The first iteration of the experiment demonstrated the following:
- The change had no negative impact on product metrics, meaning that the rate limits were on point. However, following the test, we modified some limits that were too high on several endpoints.
- CAPTCHA events, as expected, have doubled.
- CAPTCHA success rate was too low, meaning that it was too complicated. Feedback from employees who took part in the test also supported this. Therefore, we enabled advanced logging for failed CAPTCHA cases as follows: expected text — submitted text — CAPTCHA image.
I wonder if you can decipher some of these :)
We also detected some IPs and accounts that were shown CAPTCHA prompt very often but had zero success rate. We examined these cases in terms of behavioral analysis to determine the pattern for blocking such users.
After a few adjustments, we repeated the experiment with a different sample group so as to rule out the influence of the previous iteration. Our targets remained the same.
After the second experiment, we realized that we definitely need to optimize the CAPTCHA generator. Users often encountered the following issues:
- Letters were too close together.
- Colors were too faint compared to the background.
- Angling of the letters was occasionally too high, leading to confusion.
Moreover, users often confused uppercase and lowercase letters. We adjusted the character color range, made CAPTCHA case-insensitive, and tweaked other parameters.
However, the number of blocked bots has hardly dropped over two weeks. CAPTCHA couldn’t do what it was supposed to do. But we already knew how to fix this.
How to Deal with Bots?
We came up with this idea because we saw a high concentration of CAPTCHA requests for a group of users with the same IP in the first iteration of the experiment. Many bots seemed to be part of a network. In this case, a single bot could stop working when it received a CAPTCHA prompt and wait until the request rate was below the limit, while other bots in the network continued to work.

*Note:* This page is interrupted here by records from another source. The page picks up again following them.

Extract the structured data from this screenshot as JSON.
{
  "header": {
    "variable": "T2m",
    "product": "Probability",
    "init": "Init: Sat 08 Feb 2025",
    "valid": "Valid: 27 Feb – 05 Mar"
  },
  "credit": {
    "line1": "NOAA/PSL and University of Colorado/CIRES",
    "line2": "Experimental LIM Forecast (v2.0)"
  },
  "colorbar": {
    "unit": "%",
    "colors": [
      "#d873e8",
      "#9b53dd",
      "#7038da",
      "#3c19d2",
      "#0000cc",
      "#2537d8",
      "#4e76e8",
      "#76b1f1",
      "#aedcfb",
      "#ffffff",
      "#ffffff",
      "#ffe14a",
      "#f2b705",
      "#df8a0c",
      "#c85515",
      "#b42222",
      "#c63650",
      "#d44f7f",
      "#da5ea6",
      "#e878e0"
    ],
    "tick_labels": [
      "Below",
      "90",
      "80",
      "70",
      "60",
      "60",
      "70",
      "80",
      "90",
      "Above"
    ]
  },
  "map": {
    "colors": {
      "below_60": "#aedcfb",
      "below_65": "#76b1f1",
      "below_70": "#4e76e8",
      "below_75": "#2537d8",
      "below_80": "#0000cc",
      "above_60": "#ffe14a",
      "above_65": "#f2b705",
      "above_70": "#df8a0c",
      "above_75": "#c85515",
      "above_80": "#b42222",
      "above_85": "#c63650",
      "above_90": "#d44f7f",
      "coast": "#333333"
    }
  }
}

Here’s how our IP address control mechanism works:
- Monitor request rates for IP addresses rather than just for users
- If the request rate goes over the limit, then all users with the same IP will be prompted to solve the CAPTCHA.
- If the request rate goes over the limit, new users with the same IP will also be prompted to solve the CAPTCHA.
- Each user will have to solve the CAPTCHA to regain access.
In this case, the bots will have to constantly change their IPs, but we will ban them on a new IP if they go over the limit.
Simply showing CAPTCHAs when a user exceeds the rate limit will not save the product from the scourge of bots. As you can see, we needed more advanced logic, even going as far as to temporarily block users if they refused to solve the CAPTCHA. After we launched the IP ban and ran another iteration of the A/B test, we achieved the following:
- Product metrics did not fall.
- The number of events increased twofold, compared to the control figures.
- CAPTCHA success rate was 60%.
- The number of blocked bots dropped by 40%.
We rolled out this solution for 50% of our users. Once we checked the effect of the new CAPTCHA on metrics again, we rolled it out for 100% of the audience.